For the sea bass: 2x sea bass 300g-400g, scaled, fillet and pin boned. Skin scored.
Heat a large frying pan with a little oil inside until it is smoking, place fish in skin-side down. Cook until golden brown, for 3 or 4 minutes, then turn and cook for about 30 seconds. Serve immediately.
For the fennel, kohlrabi, mint salad: 1 fennel, ½ kohlrabi, 5 leaves of mint, extra virgin olive oil, lemon juice.
Peel off the outer leaves of the fennel, but reserve for the puree. Peel the kohlrabi. Shred the fennel and kohlrabi on a mandolin into batons. Lightly coat in olive oil. Just before you serve, season with salt and a little lemon juice, and add finely julienned mint.

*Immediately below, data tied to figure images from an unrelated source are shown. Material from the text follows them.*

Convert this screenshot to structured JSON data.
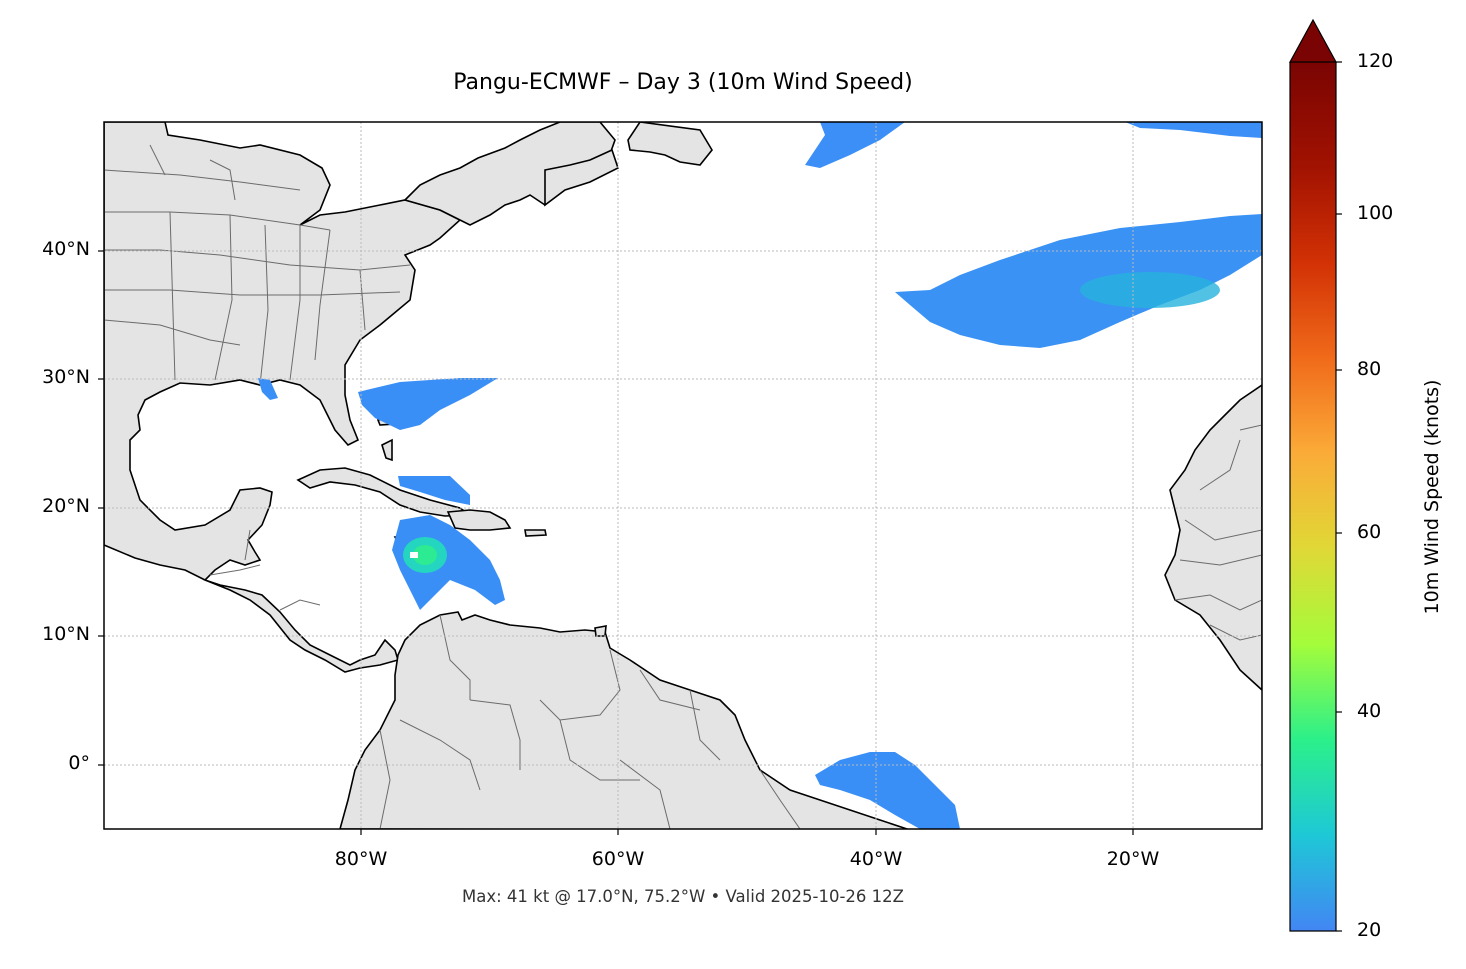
{
  "title": "Pangu-ECMWF – Day 3 (10m Wind Speed)",
  "footer": "Max: 41 kt @ 17.0°N, 75.2°W • Valid 2025-10-26 12Z",
  "map": {
    "extent": {
      "lon": [
        -100,
        -10
      ],
      "lat": [
        -5,
        50
      ]
    },
    "lat_ticks": [
      "40°N",
      "30°N",
      "20°N",
      "10°N",
      "0°"
    ],
    "lon_ticks": [
      "80°W",
      "60°W",
      "40°W",
      "20°W"
    ],
    "gridlines": true,
    "land_color": "#e4e4e4",
    "coast_color": "#000000",
    "border_color": "#6b6b6b"
  },
  "colorbar": {
    "label": "10m Wind Speed (knots)",
    "ticks": [
      "120",
      "100",
      "80",
      "60",
      "40",
      "20"
    ],
    "range": [
      20,
      120
    ],
    "extend": "max",
    "colormap": "turbo",
    "stops": [
      "#4286f4",
      "#1ec8d6",
      "#2bf08a",
      "#a4fc3b",
      "#e0d836",
      "#fbab38",
      "#f06a1a",
      "#d23105",
      "#a11201",
      "#7a0403"
    ]
  },
  "features": [
    {
      "name": "wind-patch-north-atlantic",
      "max_kt": 30
    },
    {
      "name": "wind-patch-azores",
      "max_kt": 32
    },
    {
      "name": "wind-patch-florida",
      "max_kt": 26
    },
    {
      "name": "wind-patch-bahamas",
      "max_kt": 24
    },
    {
      "name": "wind-patch-caribbean-storm",
      "max_kt": 41
    },
    {
      "name": "wind-patch-brazil",
      "max_kt": 26
    }
  ]
}
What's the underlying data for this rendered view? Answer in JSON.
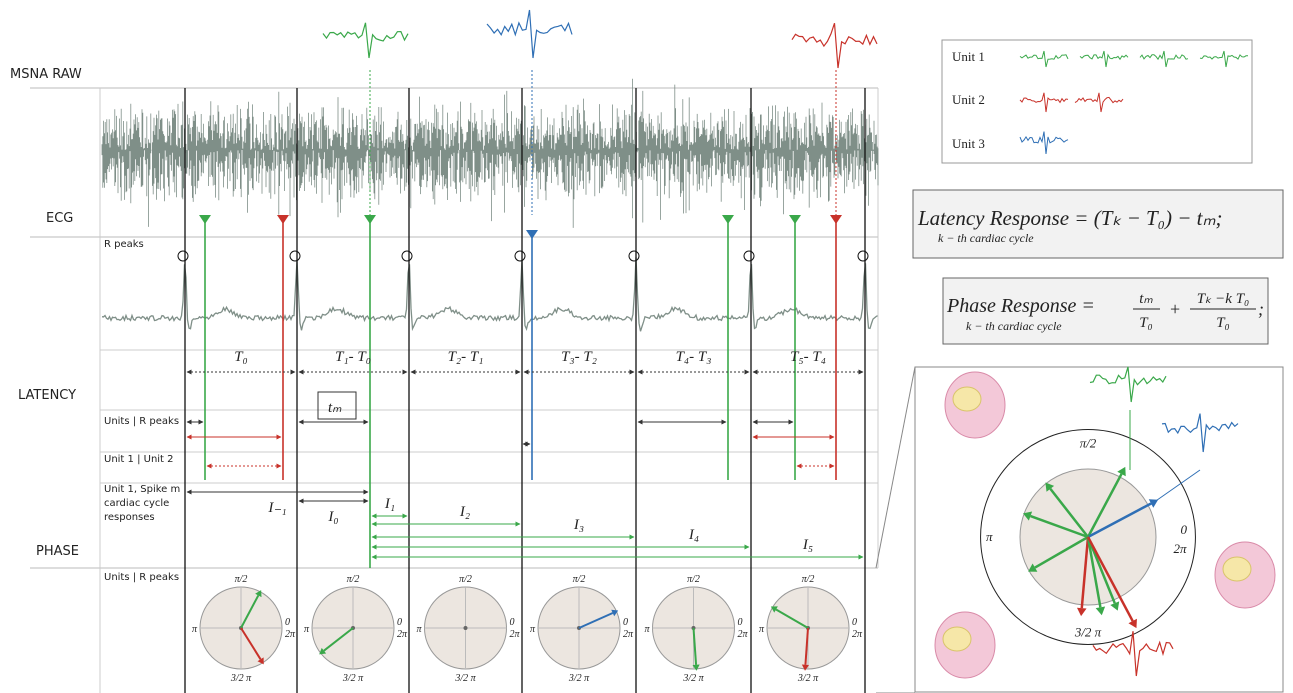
{
  "rows": {
    "msna": "MSNA RAW",
    "ecg": "ECG",
    "latency": "LATENCY",
    "phase": "PHASE"
  },
  "sublabels": {
    "r_peaks": "R peaks",
    "units_r_peaks": "Units | R peaks",
    "unit1_unit2": "Unit 1 | Unit 2",
    "spike": [
      "Unit 1, Spike m",
      "cardiac cycle",
      "responses"
    ],
    "phase_units": "Units | R peaks"
  },
  "intervals": [
    "T₀",
    "T₁- T₀",
    "T₂- T₁",
    "T₃- T₂",
    "T₄- T₃",
    "T₅- T₄"
  ],
  "tm": "tₘ",
  "cycle_labels": [
    "I₋₁",
    "I₀",
    "I₁",
    "I₂",
    "I₃",
    "I₄",
    "I₅"
  ],
  "legend": [
    "Unit 1",
    "Unit 2",
    "Unit 3"
  ],
  "latency_formula": {
    "main": "Latency Response = (Tₖ − T₀) − tₘ;",
    "sub": "k − th cardiac cycle"
  },
  "phase_formula": {
    "lhs": "Phase Response =",
    "sub": "k − th cardiac cycle",
    "frac1_num": "tₘ",
    "frac1_den": "T₀",
    "plus": "+",
    "frac2_num": "Tₖ −k T₀",
    "frac2_den": "T₀",
    "end": ";"
  },
  "polar": {
    "top": "π/2",
    "left": "π",
    "right_0": "0",
    "right_2pi": "2π",
    "bottom": "3/2 π"
  }
}
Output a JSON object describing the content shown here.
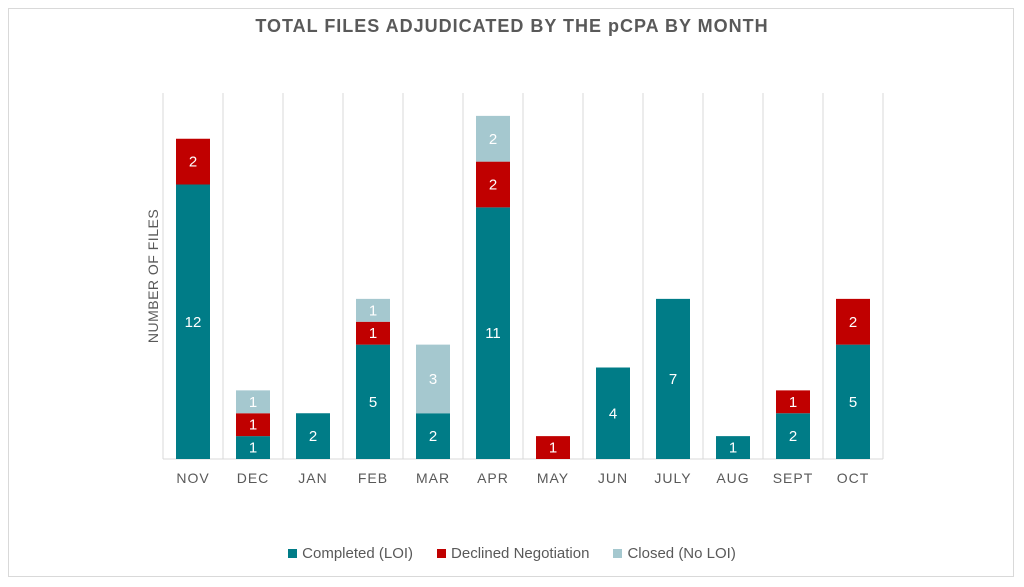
{
  "chart_data": {
    "type": "bar",
    "stacked": true,
    "title": "TOTAL FILES ADJUDICATED BY THE pCPA BY MONTH",
    "xlabel": "",
    "ylabel": "NUMBER OF FILES",
    "ylim": [
      0,
      16
    ],
    "grid": "vertical",
    "legend_position": "bottom",
    "categories": [
      "NOV",
      "DEC",
      "JAN",
      "FEB",
      "MAR",
      "APR",
      "MAY",
      "JUN",
      "JULY",
      "AUG",
      "SEPT",
      "OCT"
    ],
    "series": [
      {
        "name": "Completed (LOI)",
        "color": "#007C87",
        "values": [
          12,
          1,
          2,
          5,
          2,
          11,
          0,
          4,
          7,
          1,
          2,
          5
        ]
      },
      {
        "name": "Declined Negotiation",
        "color": "#C00000",
        "values": [
          2,
          1,
          0,
          1,
          0,
          2,
          1,
          0,
          0,
          0,
          1,
          2
        ]
      },
      {
        "name": "Closed (No LOI)",
        "color": "#A5C8CF",
        "values": [
          0,
          1,
          0,
          1,
          3,
          2,
          0,
          0,
          0,
          0,
          0,
          0
        ]
      }
    ]
  }
}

For the fennel puree: 400g finely chopped fennel, 100g olive oil, 100ml orange juice, salt and pepper.
In a saucepan, heat the oil until smoking. Add the fennel, and roast until golden brown. Add a splash of water every few minutes, and scrape bottom of the pan, until the fennel is tender. Drain off excess oil, and return to the pan. Then deglaze the pan with orange juice, and reduce until the juice has evaporated. Blend until smooth, and pass through a fine chinois.
For the reduced orange juice: 400g orange juice, tsp sugar
Reduce the orange juice and sugar in a small saucepan until thick and syrupy. Place in a bottle, and add equal quantity of extra virgin olive oil. Shake before use. For the kale: 25g picked kale – julienned roughly, oil for frying Deep fry kale at 160 deg cel, until moisture has evaporated. Be careful, as it does spit, place lid lightly on top until stops spitting.